South Africa’s inflation rate fell to a seven-year low in March, moving further below the midpoint of the central bank’s target range.
Inflation slowed to 3.8% from a year earlier compared with 4 percent in February, Pretoria-based Statistics South Africa said Wednesday in a report on its website. The median estimate of 20 economists was 4.1% in a Bloomberg survey. Prices rose 0.4 in the month.
Price growth has remained within the central bank’s target range of 3% to 6% for a 12th consecutive month, the longest run since 2015. The Reserve Bank projects inflation will remain within the band until at least 2020, stabilizing at just more than 5% according to the Monetary Policy Review released April 11.
Policy makers last month cut the repurchase rate by a quarter percentage point to 6.5%, the lowest level in two years, with Governor Lesetja Kganyago saying the bank wanted to see inflation close to the mid-point of the target.

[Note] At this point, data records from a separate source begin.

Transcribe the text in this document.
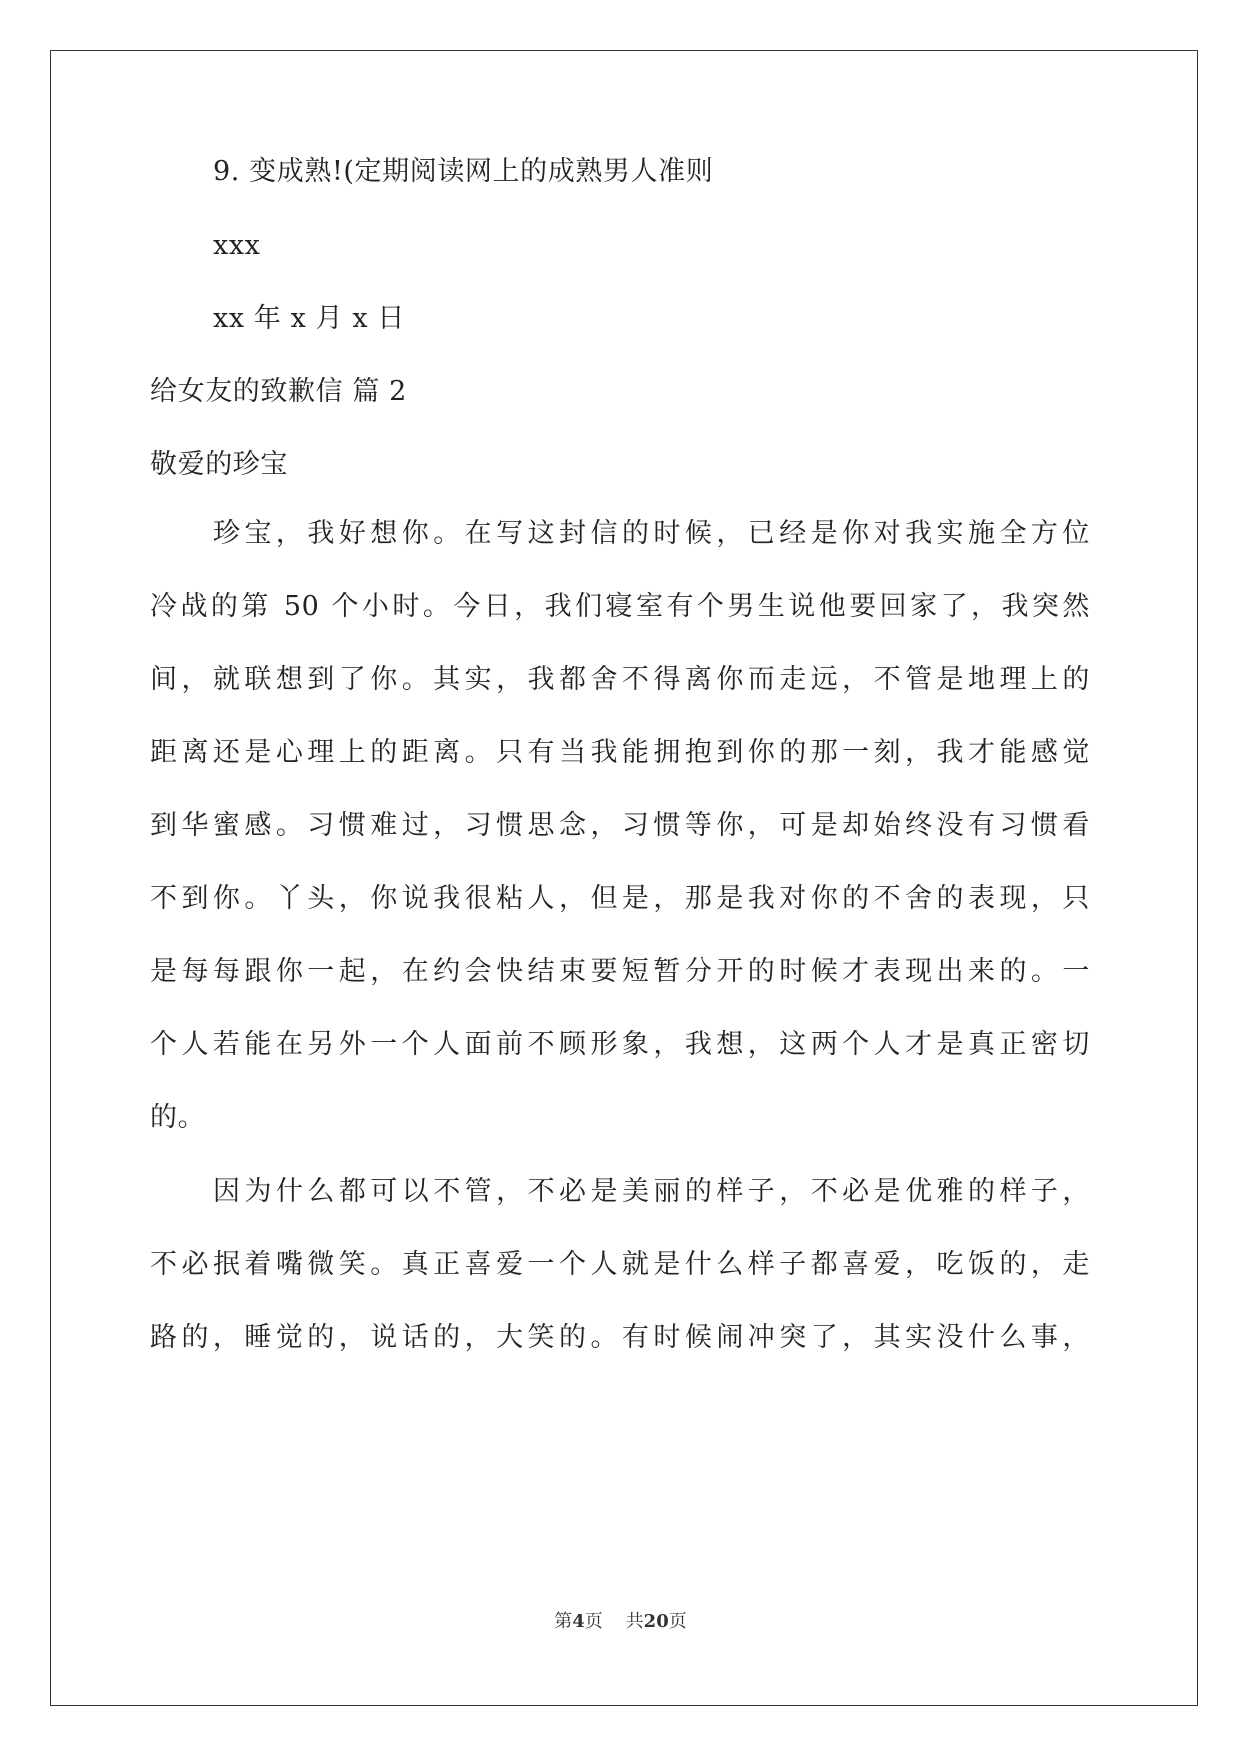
9. 变成熟!(定期阅读网上的成熟男人准则
xxx
xx 年 x 月 x 日
给女友的致歉信 篇 2
敬爱的珍宝
珍宝，我好想你。在写这封信的时候，已经是你对我实施全方位
冷战的第 50 个小时。今日，我们寝室有个男生说他要回家了，我突然
间，就联想到了你。其实，我都舍不得离你而走远，不管是地理上的
距离还是心理上的距离。只有当我能拥抱到你的那一刻，我才能感觉
到华蜜感。习惯难过，习惯思念，习惯等你，可是却始终没有习惯看
不到你。丫头，你说我很粘人，但是，那是我对你的不舍的表现，只
是每每跟你一起，在约会快结束要短暂分开的时候才表现出来的。一
个人若能在另外一个人面前不顾形象，我想，这两个人才是真正密切
的。
因为什么都可以不管，不必是美丽的样子，不必是优雅的样子，
不必抿着嘴微笑。真正喜爱一个人就是什么样子都喜爱，吃饭的，走
路的，睡觉的，说话的，大笑的。有时候闹冲突了，其实没什么事，
第4页 共20页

Since President Cyril Ramaphosa’s ascent to power following former President Jacob Zuma’s scandal-ridden tenure, the rand has strengthened against the dollar, gaining 9.1% since mid-December, when he was elected leader of the ruling African National Congress.
The rand was little changed at 11.99 per dollar by 10:08 a.m. in Johannesburg.
Core inflation, excluding the price of food, non-alcoholic beverages, energy and gasoline, was 4.1% in March, matching February’s figure.